Sensing energy conservation

Dec 11th, 2008 | By | Category: Campus News, December 11, 2008

Hardin Hall opts for sensor control of lights, HVAC systems

The School of Natural Resources is practicing what it teaches.

With a focus on environmental sustainability, Natural Resources has volunteered to become UNL’s first building with individual occupancy sensors controlling lights and HVAC systems. The sensors – which are being installed in individual offices, meeting rooms, restrooms and vending areas – use infrared technology to detect heat, turning lights off and placing thermostats in standby when rooms are empty.

The choice to install the sensors comes as UNL administrators are crafting a plan for utility savings across the university.

“We are trying to position Natural Resources as the campus leader in environmental sustainability,” said Don Wilhite, director of Natural Resources. “We are looking for as many opportunities as possible to save energy in this building. And, when we learned about these sensors, we saw it as an opportunity to save resources and reinforce what we teach in the classroom.”

sensor installation
SENSOR INSTALL – Ed Banks, a control systems technician with Facilities Management and Planning, hooks an occupancy sensor (top, center) to a thermostat in a third floor office of Hardin Hall. The sensors are being installed to trim energy consumption by turning off lights and HVAC systems when rooms are not occupied.

The sensor technology has been used for 10 to 15 years, primarily by the private sector for controlling lights. While they do curtail energy bills when linked to light systems, the sensors become economical when HVAC systems are involved said Kirk Conger, energy projects manager for Building Systems Maintenance.

“We started analyzing possible savings and it really wasn’t enough with lights alone,” said Conger. “When we applied them to ventilation systems, the energy savings was a happy discovery.”

The cost to purchase and install an individual sensor is about $250. In an academic building like Hardin Hall, each sensor will save about $80 per year in utility costs.

“We expect the sensors will pay for themselves within three years,” said Conger.

Building Systems Maintenance uses the sensors in a limited capacity in Avery and Oldfather halls. The only other University of Nebraska building to be entirely wired with sensors is Varner Hall – which has measured a vast improvement in energy savings.

“This is one of those times you can give a lot of credit to Central Administration,” said Ted Weidner, assistant vice chancellor of Facilities Management and Planning. “We told them about the occupancy sensors and the potential savings. They thought the project looked good and the payback would be worth it.

“Boy oh boy, was it ever.”

Instead of a three-year return on the investment, the Varner Hall project paid for itself in a little over 12 months.

“With Varner being a high-use building, staying on all the time, we saw the maximum amount of savings possible,” said Conger. “It really got us excited and thinking about using these sensors across campus.”

The Hardin Hall project grew out of discussions of increasing the efficiency of fume hoods in Natural Resources lab space. Wilhite said Jim Hines, director of Building Systems Maintenance, presented fume hood options with Natural Resources’ sustainability committee – which in turn wanted to do more.

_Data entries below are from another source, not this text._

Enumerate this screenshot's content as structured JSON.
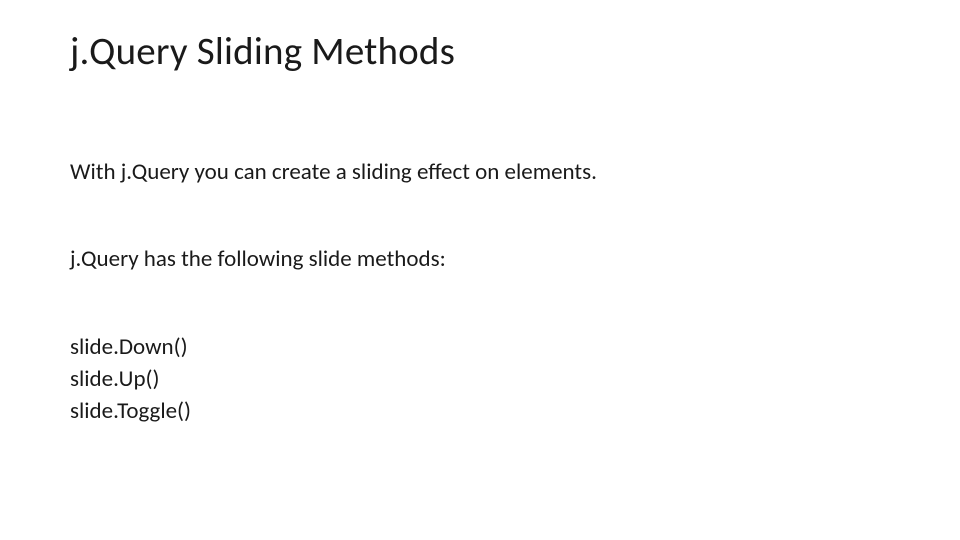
{
  "slide": {
    "title": "j.Query Sliding Methods",
    "paragraph1": "With j.Query you can create a sliding effect on elements.",
    "paragraph2": "j.Query has the following slide methods:",
    "methods": [
      "slide.Down()",
      "slide.Up()",
      "slide.Toggle()"
    ]
  }
}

“We started to discuss other options and Jim was pleasantly surprised,” said Wilhite. “That brought us to the occupancy sensors.”

Building Systems Maintenance procured funding for the project, and the installation of the 173 Hardin Hall sensors began Dec. 1.

“It really was great to have Natural Resources step up and volunteer to use these sensors,” said Conger. “Typically, we feel like we have to really go in and sell what these things can do for UNL departments. But, in the case of Hardin Hall and Natural Resources, energy conservation fits into their culture.”

As the university moves toward an energy savings initiative and with an uncertain national economy, Wilhite expects the sensors to become more accepted.

“It’s going to cost some money up front, which is going to take some serious dedication in the current economic climate,” said Wilhite. “But, it comes down to where the rubber meets the road – these sensors are going to save money and natural resources. That just makes sense for the future of the university.”

— Story and photos by Troy Fedderson, University Communications

How do the sensors work?

• Sensors turn lights and HVAC systems on and off by detecting temperature changes. When a sensor detects a warm body, lights and HVAC systems operate as normal.

• After 10 minutes of no detectable motion, lights are turned off and the thermostat is placed in standby mode. The thermostat standby mode allows the room temperature to float a couple of degrees high and low of the set temperature. Extra ventilation is also curtailed. The HVAC control saves more energy than turning off the lights.

• Lights and HVAC systems reactivate when the sensor detects the return of a warm body.

• The sensors do not emit ultrasonic waves or other sensing media. A red LED inside the sensor dome (pictured above) blinks when motion is detected.

• Light switches linked to sensors continue to operate as normal. When the switch is on, the sensor will turn the lights on and off automatically. When the switch is off, the sensor can activate the thermostat standby mode but does not adjust lights.